To optimize partition settings, calculate the throughput you wish to achieve, then calculate the number of partitions needed. Begin from the estimate that one partition on a single topic can deliver at least 10 MB/s. Alternatively, run tests using one partition per broker per topic, check the results, and double the partitions if more throughput is needed. As a guideline, keep total topic partitions below ten and total cluster partitions below 10,000 (otherwise, challenging rebalances and outages will occur).

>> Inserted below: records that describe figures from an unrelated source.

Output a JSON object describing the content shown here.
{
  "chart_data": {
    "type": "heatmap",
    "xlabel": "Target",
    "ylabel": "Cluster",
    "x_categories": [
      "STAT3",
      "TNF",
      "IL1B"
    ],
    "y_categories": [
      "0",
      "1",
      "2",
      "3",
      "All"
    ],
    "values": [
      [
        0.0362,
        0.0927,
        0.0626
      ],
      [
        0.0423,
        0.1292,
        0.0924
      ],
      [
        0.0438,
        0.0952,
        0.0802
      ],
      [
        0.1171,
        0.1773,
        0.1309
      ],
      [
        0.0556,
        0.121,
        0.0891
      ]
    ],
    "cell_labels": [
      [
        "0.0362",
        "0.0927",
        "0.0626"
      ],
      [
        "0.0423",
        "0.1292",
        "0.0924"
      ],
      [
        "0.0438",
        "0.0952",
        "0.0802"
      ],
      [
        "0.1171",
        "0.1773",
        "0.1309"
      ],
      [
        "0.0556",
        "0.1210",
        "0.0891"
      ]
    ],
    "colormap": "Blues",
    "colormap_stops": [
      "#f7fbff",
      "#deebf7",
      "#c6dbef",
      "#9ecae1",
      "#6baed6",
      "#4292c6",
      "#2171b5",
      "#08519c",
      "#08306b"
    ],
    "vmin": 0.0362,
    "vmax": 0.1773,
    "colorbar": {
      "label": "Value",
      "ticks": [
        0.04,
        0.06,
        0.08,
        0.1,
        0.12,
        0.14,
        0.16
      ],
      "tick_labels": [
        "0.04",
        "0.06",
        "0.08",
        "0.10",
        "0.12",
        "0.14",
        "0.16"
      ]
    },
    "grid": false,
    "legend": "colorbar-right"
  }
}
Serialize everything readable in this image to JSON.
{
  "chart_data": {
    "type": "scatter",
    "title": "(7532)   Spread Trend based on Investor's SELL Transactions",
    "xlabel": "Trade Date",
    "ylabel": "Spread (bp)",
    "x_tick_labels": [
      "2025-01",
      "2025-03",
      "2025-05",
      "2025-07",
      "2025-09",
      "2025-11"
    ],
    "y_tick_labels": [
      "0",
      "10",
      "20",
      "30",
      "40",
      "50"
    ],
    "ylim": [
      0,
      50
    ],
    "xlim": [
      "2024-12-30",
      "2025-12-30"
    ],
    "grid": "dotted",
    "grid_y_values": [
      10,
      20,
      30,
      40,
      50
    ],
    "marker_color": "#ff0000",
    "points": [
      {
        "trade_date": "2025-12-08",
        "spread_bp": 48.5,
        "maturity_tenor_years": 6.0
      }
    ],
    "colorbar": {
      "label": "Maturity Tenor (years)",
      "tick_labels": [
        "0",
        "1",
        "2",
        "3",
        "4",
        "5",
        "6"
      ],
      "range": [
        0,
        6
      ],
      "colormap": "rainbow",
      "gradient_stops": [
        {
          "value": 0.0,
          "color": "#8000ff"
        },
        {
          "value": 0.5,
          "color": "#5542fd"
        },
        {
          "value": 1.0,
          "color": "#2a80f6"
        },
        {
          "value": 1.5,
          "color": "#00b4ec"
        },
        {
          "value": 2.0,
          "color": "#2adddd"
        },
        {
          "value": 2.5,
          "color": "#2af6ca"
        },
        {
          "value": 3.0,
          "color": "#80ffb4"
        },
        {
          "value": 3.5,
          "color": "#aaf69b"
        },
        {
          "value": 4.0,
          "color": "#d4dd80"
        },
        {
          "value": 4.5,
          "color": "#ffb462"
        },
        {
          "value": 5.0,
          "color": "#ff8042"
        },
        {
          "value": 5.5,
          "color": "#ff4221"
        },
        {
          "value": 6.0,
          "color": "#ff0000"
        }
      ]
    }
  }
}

This example creates a Kafka topic with a set number of partitions:
bin/kafka-topics.sh –zookeeper ip_addr_of_zookeeper:2181 –create
–topic my-topic –partitions 3 –replication-factor 3 –config
max.message.bytes=64000 –config flush.messages=1
The below example increases the partition count after creation (this impacts consumers – do this only after addressing all consequences):
bin/kafka-topics.sh –zookeeper zk_host:port/chroot –alter –topic
topic_name –partitions new_number_of_partitions
Wrapping Up
Apache Kafka is relatively easy to get started with but can have some complexities to maintain if you don’t know what boxes to tick and what paths to avoid. Don’t let that scare you off; the benefits of Kafka are well worth the effort and critical to data-layer modernization. (And, of course, Kafka is open source and works incredibly well in its pure, 100% open source version – no proprietary or open core add-ons needed.) By carefully managing cluster and topic-level configurations – and balancing throughput, latency, durability, and availability in line with the needs of your application – a continually optimized Apache Kafka deployment is there for the taking.